Intel does more speculation, but you won't find anything beyond the tiniest embedded CPUs which don't do any.
E.g. this new one can only be reproduced on Intel, not on AMD and ARM.
If you want to ban speculative execution for everything, you need to make the case that it's a fundamental issue and not an implementation specific issue.
Right now, that's not the case for many of these vulnerabilities.
As I understand it, the Intel only vulnerabilities, Foreshadow/L1TF, and this set which I've not looked at the details of yet, are targeting specific Intel features, and there's no reason to believe a similar focus on the other companies' products wouldn't also find unique problems.
For example, the first version of Foreshadow went after the SGX enclave. Given how widespread Meltdown and Spectre bugs are, there's absolutely no reason to believe that the other vendors don't have similar unique problems.

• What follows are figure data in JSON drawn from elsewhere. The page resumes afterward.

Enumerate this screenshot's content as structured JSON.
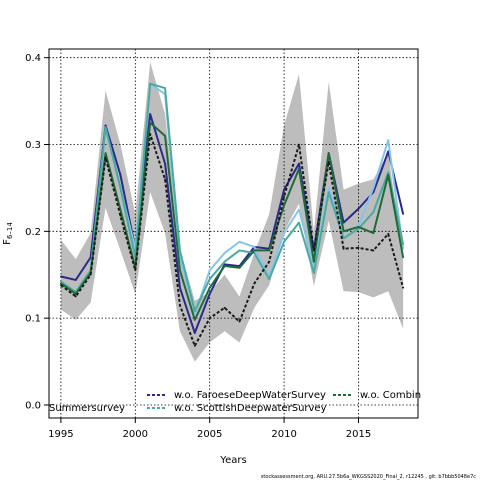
{
  "chart_data": {
    "type": "line",
    "xlabel": "Years",
    "ylabel": "F",
    "ylabel_sub": "6–14",
    "xlim": [
      1994.2,
      2019.0
    ],
    "ylim": [
      -0.015,
      0.41
    ],
    "xticks": [
      1995,
      2000,
      2005,
      2010,
      2015
    ],
    "yticks": [
      0.0,
      0.1,
      0.2,
      0.3,
      0.4
    ],
    "ytick_labels": [
      "0.0",
      "0.1",
      "0.2",
      "0.3",
      "0.4"
    ],
    "grid": true,
    "x": [
      1995,
      1996,
      1997,
      1998,
      1999,
      2000,
      2001,
      2002,
      2003,
      2004,
      2005,
      2006,
      2007,
      2008,
      2009,
      2010,
      2011,
      2012,
      2013,
      2014,
      2015,
      2016,
      2017,
      2018
    ],
    "band": {
      "color": "#bdbdbd",
      "upper": [
        0.19,
        0.168,
        0.198,
        0.362,
        0.3,
        0.22,
        0.395,
        0.335,
        0.18,
        0.12,
        0.13,
        0.15,
        0.125,
        0.175,
        0.22,
        0.322,
        0.381,
        0.2,
        0.372,
        0.248,
        0.255,
        0.26,
        0.29,
        0.17
      ],
      "lower": [
        0.11,
        0.098,
        0.118,
        0.227,
        0.178,
        0.128,
        0.245,
        0.198,
        0.085,
        0.05,
        0.072,
        0.085,
        0.072,
        0.112,
        0.138,
        0.2,
        0.232,
        0.137,
        0.212,
        0.131,
        0.13,
        0.124,
        0.131,
        0.088
      ]
    },
    "series": [
      {
        "color": "#2a2a8c",
        "dash": "",
        "width": 2,
        "values": [
          0.148,
          0.144,
          0.17,
          0.322,
          0.265,
          0.18,
          0.335,
          0.278,
          0.135,
          0.083,
          0.128,
          0.162,
          0.16,
          0.182,
          0.18,
          0.248,
          0.278,
          0.178,
          0.29,
          0.21,
          0.226,
          0.245,
          0.292,
          0.22
        ]
      },
      {
        "color": "#88c4e8",
        "dash": "",
        "width": 2,
        "values": [
          0.14,
          0.13,
          0.155,
          0.318,
          0.25,
          0.18,
          0.37,
          0.358,
          0.17,
          0.105,
          0.155,
          0.175,
          0.188,
          0.182,
          0.148,
          0.198,
          0.225,
          0.16,
          0.25,
          0.2,
          0.206,
          0.25,
          0.305,
          0.18
        ]
      },
      {
        "color": "#4aaaa0",
        "dash": "",
        "width": 2,
        "values": [
          0.142,
          0.13,
          0.155,
          0.32,
          0.25,
          0.17,
          0.37,
          0.365,
          0.178,
          0.108,
          0.145,
          0.165,
          0.178,
          0.175,
          0.145,
          0.188,
          0.21,
          0.152,
          0.245,
          0.192,
          0.203,
          0.222,
          0.268,
          0.185
        ]
      },
      {
        "color": "#1f6b38",
        "dash": "",
        "width": 2,
        "values": [
          0.14,
          0.128,
          0.152,
          0.29,
          0.225,
          0.158,
          0.325,
          0.31,
          0.155,
          0.098,
          0.135,
          0.16,
          0.158,
          0.178,
          0.178,
          0.23,
          0.272,
          0.165,
          0.29,
          0.2,
          0.205,
          0.198,
          0.265,
          0.17
        ]
      },
      {
        "color": "#1a1a1a",
        "dash": "3,2",
        "width": 2,
        "values": [
          0.138,
          0.125,
          0.15,
          0.285,
          0.218,
          0.155,
          0.312,
          0.26,
          0.115,
          0.068,
          0.1,
          0.112,
          0.096,
          0.14,
          0.165,
          0.24,
          0.3,
          0.178,
          0.28,
          0.18,
          0.181,
          0.178,
          0.197,
          0.135
        ]
      }
    ]
  },
  "legend": {
    "entries": [
      {
        "label": "Summersurvey",
        "color": "#1a1a1a",
        "dash": "",
        "show_line": false
      },
      {
        "label": "w.o. FaroeseDeepWaterSurvey",
        "color": "#2a2a8c",
        "dash": "3,2",
        "show_line": true
      },
      {
        "label": "w.o. ScottishDeepwaterSurvey",
        "color": "#4aaaa0",
        "dash": "3,2",
        "show_line": true
      },
      {
        "label": "w.o. Combin",
        "color": "#1f6b38",
        "dash": "3,2",
        "show_line": true
      }
    ]
  },
  "footer": "stockassessment.org, ARU.27.5b6a_WKGSS2020_Final_2, r12245 , git: b7bbb5048e7c"
}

As you say, only the first Foreshadow attack went after SGX - it turned out to be a broader flaw that also affected OS page table protections more generally and could be used to attack process-OS and VM-hypervisor isolation. Those variants relied only on Intel's implementation of standard x86 paging, and they don't exist on AMD because they didn't implement it in the flawed way Intel did. That is, Foreshadow/L1TF is Intel-only not because it relies on an Intel-only feature, but because it's an Intel-specific implementation flaw. (Linux had to substantially rework its paging code to work around this.)
AMD don't seem to have commented on ZombieLoad yet, presumably because it's much newer and they didn't have pre-announcement info about it, but they've commented on the other two vulnerabilities announced today and explained that the reason they're not vulnerable is because the corresponding units in their CPUs don't allow speculative data access unless the access checks pass and their whitepaper seems to suggest the same is true of ZombieLoad: https://www.amd.com/system/files/documents/security-whitepap...
SGX does make for an easier and flashier demo for Foreshadow, though, so it makes sense that the researchers went after that target. They managed to recover the top-level SGX keys that all SGX security and encryption on the system relies on, something that I don't think anyone had ever managed before.
Also, as I've said elsewhere, Intel seems to speculatively leak data that shouldn't be accessible pretty much everywhere in their designs where memory is accessed.
" and there's no reason to believe a similar focus on the other companies' products wouldn't also find unique problems."
Sure there is. Just like the first round last year, intel totally through AMD under the bus to save face and stock price. That is the reason to mention AMD literally, to keep their stock price from crashing.
The industry will probably get dragged, kicking and screaming, into using tagged pointers. CPU could then use the information to put safe lid on speculative execution.
And it will be tough as no compiler supports it, moreover C/C++ are architected from the beginnign to not bother with runtime information about object types/sizes.
Ultimately, if we do transparent per process memory encryption, then we can let the CPU do all the speculation it wants, but the result will be gibberish. And it's a lot easier to do a simple key switch than doing a full TLB flush. Of course, it probably doesn't do much against/for the timing attacks (side channels).
My guess is that the performance loss from removing these features would make such CPUs less economical than strictly enforced separation between security domains on a hardware assignment and scheduling level. That is, just forget about having the same server run stuff from different contexts at the same time.